NASA satellite set to help farmers combat drought
NASA is set to launch a new satellite with the capacity to measure soil moisture on a global scale. Once operational, data from the Soil Moisture Active Passive (SMAP) satellite could be used to better inform farmers in agricultural decision making, providing unprecedented levels of detail on moisture trends with an efficiency and speed unattainable using current technology.
The methods of observation offered by the SMAP satellite, due to launch in November this year atop a Delta 2 rocket, will represent a significant leap forward in the field of soil moisture mapping. Previous satellite-based missions could not achieve the soil penetration or resolution boasted by the SMAP satellite.
Another form of soil observation used for moisture measurement prior to the launch of the SMAP system is to take spot measurements, however these are inherently unreliable, making it very difficult to gain an accurate reading over a large area. SMAP on the other hand carries out the same task on a global scale, mapping the entire planet once every two to three days.
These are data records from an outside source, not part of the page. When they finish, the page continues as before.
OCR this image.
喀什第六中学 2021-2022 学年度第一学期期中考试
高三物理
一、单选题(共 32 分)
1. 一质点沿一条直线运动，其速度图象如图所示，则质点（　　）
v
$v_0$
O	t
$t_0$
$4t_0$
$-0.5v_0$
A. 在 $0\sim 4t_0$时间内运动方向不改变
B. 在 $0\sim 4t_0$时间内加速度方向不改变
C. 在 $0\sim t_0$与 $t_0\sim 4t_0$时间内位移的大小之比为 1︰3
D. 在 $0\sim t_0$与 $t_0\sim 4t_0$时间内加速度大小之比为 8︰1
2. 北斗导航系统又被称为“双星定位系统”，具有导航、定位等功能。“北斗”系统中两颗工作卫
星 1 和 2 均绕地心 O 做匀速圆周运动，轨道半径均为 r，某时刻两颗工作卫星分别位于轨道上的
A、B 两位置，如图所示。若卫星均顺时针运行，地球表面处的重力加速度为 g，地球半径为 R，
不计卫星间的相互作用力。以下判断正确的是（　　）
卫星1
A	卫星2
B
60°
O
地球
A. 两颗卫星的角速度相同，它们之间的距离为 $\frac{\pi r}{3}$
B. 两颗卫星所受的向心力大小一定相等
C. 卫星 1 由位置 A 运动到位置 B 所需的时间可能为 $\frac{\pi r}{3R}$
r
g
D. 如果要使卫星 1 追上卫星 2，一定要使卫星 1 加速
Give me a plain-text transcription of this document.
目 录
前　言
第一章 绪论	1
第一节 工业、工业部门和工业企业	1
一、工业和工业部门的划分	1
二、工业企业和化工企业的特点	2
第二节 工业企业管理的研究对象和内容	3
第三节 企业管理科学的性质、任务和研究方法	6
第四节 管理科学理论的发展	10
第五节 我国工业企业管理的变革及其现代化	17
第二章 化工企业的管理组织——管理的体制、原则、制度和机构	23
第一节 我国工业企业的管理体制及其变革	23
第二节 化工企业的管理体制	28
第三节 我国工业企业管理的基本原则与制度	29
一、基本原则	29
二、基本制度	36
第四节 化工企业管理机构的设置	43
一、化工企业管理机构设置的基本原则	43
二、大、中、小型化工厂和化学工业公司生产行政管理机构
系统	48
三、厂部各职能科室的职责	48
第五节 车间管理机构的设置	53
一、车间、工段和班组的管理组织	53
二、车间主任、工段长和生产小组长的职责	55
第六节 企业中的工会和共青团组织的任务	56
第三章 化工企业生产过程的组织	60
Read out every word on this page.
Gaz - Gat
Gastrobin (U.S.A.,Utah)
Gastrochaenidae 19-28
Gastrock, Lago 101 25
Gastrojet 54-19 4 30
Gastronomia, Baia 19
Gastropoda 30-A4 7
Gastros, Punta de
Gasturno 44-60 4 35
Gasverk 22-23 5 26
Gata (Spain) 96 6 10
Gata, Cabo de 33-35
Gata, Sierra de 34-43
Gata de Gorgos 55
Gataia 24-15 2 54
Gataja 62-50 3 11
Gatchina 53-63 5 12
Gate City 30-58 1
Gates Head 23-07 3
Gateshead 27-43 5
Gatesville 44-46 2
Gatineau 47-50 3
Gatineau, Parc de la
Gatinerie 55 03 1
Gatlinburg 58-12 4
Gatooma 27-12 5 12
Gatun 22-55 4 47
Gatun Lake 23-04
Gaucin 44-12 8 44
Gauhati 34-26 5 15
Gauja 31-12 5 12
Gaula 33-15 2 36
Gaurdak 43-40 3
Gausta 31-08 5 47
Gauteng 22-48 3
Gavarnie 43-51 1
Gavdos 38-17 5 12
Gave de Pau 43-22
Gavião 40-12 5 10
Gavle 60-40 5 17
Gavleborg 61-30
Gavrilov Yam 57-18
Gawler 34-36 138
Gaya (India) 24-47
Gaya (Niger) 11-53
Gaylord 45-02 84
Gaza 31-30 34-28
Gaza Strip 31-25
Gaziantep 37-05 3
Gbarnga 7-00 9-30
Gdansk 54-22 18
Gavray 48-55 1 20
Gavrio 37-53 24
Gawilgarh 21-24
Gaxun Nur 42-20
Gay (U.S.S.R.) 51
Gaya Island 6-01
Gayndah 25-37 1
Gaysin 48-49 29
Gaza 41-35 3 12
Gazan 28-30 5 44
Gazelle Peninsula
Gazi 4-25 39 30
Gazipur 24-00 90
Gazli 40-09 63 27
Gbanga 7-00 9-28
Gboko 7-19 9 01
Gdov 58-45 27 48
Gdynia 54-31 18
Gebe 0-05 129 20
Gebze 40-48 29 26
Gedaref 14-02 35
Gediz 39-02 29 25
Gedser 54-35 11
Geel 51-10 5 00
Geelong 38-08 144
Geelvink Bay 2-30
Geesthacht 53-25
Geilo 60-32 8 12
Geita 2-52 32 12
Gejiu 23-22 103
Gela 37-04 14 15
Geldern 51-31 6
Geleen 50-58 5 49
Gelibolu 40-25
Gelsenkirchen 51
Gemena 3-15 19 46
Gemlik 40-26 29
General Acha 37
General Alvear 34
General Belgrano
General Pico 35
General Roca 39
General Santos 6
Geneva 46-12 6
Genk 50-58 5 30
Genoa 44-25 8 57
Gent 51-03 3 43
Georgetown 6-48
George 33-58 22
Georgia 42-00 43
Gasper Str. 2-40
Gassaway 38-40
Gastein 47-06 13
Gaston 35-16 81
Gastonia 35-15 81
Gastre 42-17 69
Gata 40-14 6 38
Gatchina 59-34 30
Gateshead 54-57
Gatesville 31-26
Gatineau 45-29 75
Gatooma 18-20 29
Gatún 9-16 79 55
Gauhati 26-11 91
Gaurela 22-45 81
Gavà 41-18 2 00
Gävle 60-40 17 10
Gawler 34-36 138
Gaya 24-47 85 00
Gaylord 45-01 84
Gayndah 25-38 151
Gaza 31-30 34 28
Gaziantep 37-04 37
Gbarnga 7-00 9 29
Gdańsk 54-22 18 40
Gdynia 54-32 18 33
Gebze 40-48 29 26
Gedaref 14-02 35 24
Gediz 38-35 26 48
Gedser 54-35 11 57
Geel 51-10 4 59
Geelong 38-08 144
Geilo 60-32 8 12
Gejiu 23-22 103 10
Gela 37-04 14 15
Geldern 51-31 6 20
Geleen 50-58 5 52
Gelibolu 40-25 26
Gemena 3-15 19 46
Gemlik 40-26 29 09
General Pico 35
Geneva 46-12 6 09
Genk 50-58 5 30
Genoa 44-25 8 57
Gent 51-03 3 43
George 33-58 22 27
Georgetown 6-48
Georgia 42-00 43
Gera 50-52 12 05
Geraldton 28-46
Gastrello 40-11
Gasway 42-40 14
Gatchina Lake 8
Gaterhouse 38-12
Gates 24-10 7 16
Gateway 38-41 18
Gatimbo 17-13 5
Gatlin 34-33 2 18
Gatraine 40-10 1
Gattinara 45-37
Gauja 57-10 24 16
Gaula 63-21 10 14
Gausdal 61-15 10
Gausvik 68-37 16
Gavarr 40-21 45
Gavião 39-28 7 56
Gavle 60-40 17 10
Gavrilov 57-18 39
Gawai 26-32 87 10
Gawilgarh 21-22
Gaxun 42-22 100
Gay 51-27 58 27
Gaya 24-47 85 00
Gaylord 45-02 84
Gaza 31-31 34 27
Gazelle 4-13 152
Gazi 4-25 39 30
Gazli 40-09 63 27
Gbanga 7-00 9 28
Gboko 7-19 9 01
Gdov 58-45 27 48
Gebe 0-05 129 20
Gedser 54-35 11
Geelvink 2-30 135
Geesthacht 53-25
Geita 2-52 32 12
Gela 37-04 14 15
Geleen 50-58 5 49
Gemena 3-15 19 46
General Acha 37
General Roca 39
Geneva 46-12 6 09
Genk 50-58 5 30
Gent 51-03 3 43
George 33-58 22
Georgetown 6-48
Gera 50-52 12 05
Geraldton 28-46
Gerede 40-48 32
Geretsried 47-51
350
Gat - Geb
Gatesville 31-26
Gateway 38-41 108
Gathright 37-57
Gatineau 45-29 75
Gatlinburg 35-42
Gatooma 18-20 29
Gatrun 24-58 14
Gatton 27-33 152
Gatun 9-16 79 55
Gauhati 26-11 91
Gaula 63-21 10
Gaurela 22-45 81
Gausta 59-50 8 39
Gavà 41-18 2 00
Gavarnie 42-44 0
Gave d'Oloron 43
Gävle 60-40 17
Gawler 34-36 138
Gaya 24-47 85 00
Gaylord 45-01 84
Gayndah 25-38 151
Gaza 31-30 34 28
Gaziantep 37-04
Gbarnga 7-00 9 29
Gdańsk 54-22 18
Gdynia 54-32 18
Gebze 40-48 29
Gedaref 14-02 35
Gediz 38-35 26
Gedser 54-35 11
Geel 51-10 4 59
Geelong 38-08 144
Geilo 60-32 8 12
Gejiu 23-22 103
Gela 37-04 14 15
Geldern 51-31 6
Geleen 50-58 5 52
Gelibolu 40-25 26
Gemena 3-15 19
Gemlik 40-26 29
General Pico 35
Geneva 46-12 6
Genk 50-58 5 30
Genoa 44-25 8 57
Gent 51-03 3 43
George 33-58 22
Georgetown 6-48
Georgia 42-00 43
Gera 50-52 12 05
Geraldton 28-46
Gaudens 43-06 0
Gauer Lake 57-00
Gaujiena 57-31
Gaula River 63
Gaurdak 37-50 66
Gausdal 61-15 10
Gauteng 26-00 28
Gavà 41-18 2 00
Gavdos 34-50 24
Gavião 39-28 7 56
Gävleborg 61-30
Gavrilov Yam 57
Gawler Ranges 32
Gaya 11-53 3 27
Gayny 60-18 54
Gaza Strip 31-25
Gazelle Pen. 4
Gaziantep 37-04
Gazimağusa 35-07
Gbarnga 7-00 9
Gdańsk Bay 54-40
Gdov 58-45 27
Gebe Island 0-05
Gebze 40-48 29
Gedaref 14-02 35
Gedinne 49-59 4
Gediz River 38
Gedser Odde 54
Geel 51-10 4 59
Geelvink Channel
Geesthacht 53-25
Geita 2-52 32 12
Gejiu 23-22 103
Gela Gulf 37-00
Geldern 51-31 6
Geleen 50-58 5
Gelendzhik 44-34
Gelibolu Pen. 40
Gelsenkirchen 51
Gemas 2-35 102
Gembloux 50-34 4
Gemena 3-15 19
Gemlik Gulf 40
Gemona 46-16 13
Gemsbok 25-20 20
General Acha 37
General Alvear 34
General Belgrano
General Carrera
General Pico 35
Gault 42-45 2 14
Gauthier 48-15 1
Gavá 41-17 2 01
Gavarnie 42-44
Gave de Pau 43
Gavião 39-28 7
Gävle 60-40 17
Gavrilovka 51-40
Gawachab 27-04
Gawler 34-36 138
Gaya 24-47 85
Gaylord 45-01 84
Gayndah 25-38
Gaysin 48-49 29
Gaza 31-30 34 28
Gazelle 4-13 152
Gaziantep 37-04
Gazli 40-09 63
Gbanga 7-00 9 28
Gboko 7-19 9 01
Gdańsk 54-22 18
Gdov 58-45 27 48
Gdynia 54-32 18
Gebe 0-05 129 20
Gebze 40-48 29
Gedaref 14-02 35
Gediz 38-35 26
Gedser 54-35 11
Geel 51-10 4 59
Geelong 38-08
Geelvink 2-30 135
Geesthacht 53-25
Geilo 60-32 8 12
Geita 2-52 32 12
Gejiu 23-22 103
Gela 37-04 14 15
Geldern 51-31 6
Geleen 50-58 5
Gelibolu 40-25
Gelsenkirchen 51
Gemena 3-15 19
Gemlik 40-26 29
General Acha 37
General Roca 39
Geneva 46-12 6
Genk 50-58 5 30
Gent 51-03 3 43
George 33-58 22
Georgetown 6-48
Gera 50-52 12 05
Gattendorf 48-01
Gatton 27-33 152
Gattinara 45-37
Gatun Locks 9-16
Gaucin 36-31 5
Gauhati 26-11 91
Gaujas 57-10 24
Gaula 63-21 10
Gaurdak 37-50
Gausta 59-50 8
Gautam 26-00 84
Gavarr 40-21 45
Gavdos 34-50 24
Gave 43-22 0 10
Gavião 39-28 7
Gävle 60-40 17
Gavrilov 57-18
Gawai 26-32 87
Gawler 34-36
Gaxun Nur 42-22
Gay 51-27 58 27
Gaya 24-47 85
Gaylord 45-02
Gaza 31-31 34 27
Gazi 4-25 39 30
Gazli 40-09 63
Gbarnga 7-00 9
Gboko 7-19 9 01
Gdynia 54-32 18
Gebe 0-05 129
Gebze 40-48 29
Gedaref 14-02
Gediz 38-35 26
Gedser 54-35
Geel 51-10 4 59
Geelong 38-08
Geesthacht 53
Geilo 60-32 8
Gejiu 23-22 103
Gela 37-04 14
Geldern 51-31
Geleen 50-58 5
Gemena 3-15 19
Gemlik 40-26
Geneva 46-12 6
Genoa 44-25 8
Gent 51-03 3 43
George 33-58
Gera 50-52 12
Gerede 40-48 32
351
The satellite will operate at a height of 227 miles (365 km) above the Earth in a near-polar sun-synchronous orbit, using its L-band radar and L-band radiometer to scan the top 2 inches (5 cm) of our planet's soil. SMAP will have the ability to capture moisture data with a resolution of roughly 31 miles (50 km), so whilst the satellite will not be able to provide farmers with field-to-field statistics, SMAP will still allow for the most comprehensive and detailed moisture map to date.
"If farmers of rain-fed crops know soil moisture, they can schedule their planting to maximize crop yield," stated Narendra Das, water and carbon cycle scientist on SMAP’s science team at NASA. "SMAP can assist in predicting how dramatic drought will be, and then its data can help farmers plan their recovery from drought."
It is hoped that information gathered by the satellite during its operational period could be used by the agency to better understand the processes that connect our planet's water, energy and carbon cycles, hopefully allowing us to create more accurate weather and climate models.